Retention of natural teeth should always be the goal of a patient. It should be remembered that tooth pulp will not heal itself, and will not regenerate, thus untreated infections will only get worse as time goes by. Without root canal treatment, the patient may eventually lose a tooth, and the next step will require a bridge or another expensive renovation.

Q. What complications could I expect?

Symptoms after an unsuccessful root canal treatment:

  • Mild to severe tooth ache
  • Mild or severe swelling of the gums around the tooth

Factors influencing unsuccessful treatments

  • Shape of the root canals
  • If there are many root canal passages they may be difficult to detect, and missed during treatment
  • Unexpected number of root canal passages
  • If the tooth has very thin root canal passages, these may be missed during treatment
  • Missed cracks of the root
  • Faulty or defective reconstruction which allows bacteria to infiltrate the tooth and its re-infection
  • A deterioration of tooth seals over time allowing for a bacterial re-infection
  • Structure of the tooth damaged during treatment requiring repair in order to stabilise it
  • Not maintaining particular mouth hygiene, which may lead to teeth loss
  • Resistance of some bacteria to root canal treatments

Q. What are the complications associated with root canal treatments?

  • Breaking of dental tools in the root canal during cleaning of the pulp chamber. It can be removed at a later date, but only by a specialised endodontist with the use of an endodontic microscope.
  • Infection as a result of an incomplete filling of the root canals or missing root canals undetected by an X-ray image
  • Resistance of some bacteria to root canal treatments

Q. What is a post?

A post is inserted into the core of the root, which was previously subject to a root canal treatment.

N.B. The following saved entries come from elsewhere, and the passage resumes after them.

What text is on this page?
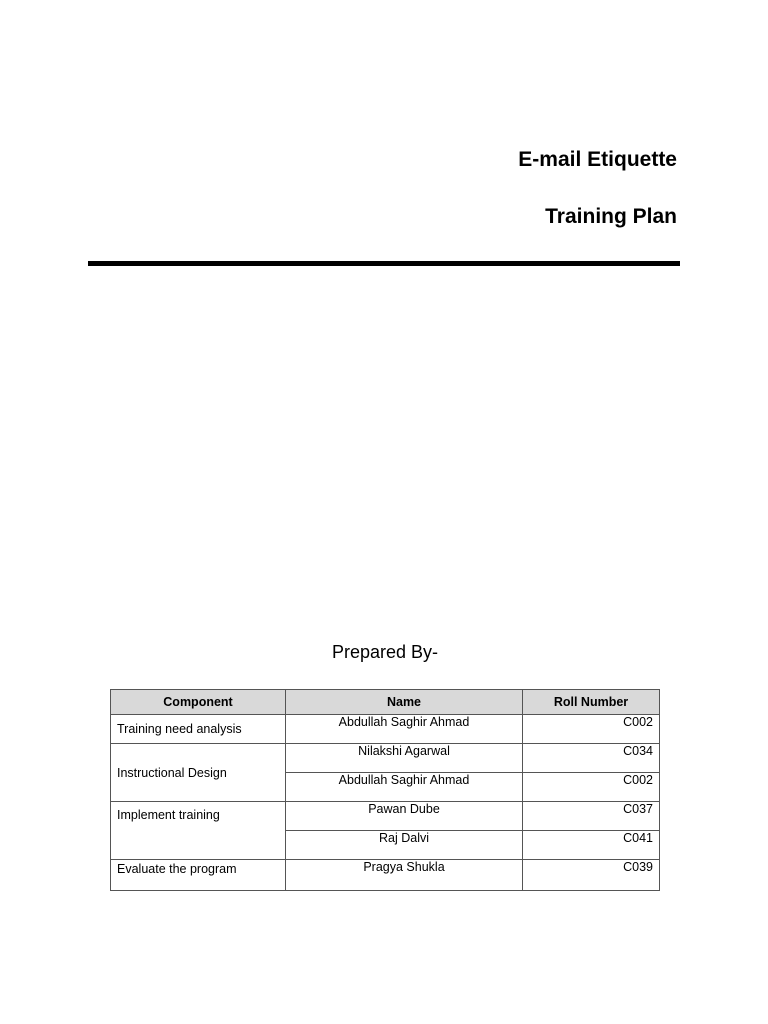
E-mail Etiquette
Training Plan
Prepared By-
Component	Name	Roll Number
Training need analysis	Abdullah Saghir Ahmad	C002
Instructional Design	Nilakshi Agarwal	C034
	Abdullah Saghir Ahmad	C002
Implement training	Pawan Dube	C037
	Raj Dalvi	C041
Evaluate the program	Pragya Shukla	C039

The volume previously taken up by the tooth nerve is now filled with the post, which is cemented in to reinforce tooth structure. Based on such a core of a tooth, now a crown or bridge may be applied. The post is usually fixed to the tooth independently of the crown.

Q. How does a dentist insert the post?

In preparing of the post, the dentist removes part of the plastic ensuring that 2,3 millimetre are left at the end allowing for a sealing of the root end. This is necessary to correctly fix the post in the root. Different types of dental posts exist. The type will depend on many factors. Dental post may be 1) prefabricated or 2) may be cast in the laboratory. In both cases the method for fixing a crown based on a dental post is the same. Despite the fact that dental post are recommended if there isn’t sufficient support for the crown, they are not always required. The use of dental post is agreed upon based on individual needs.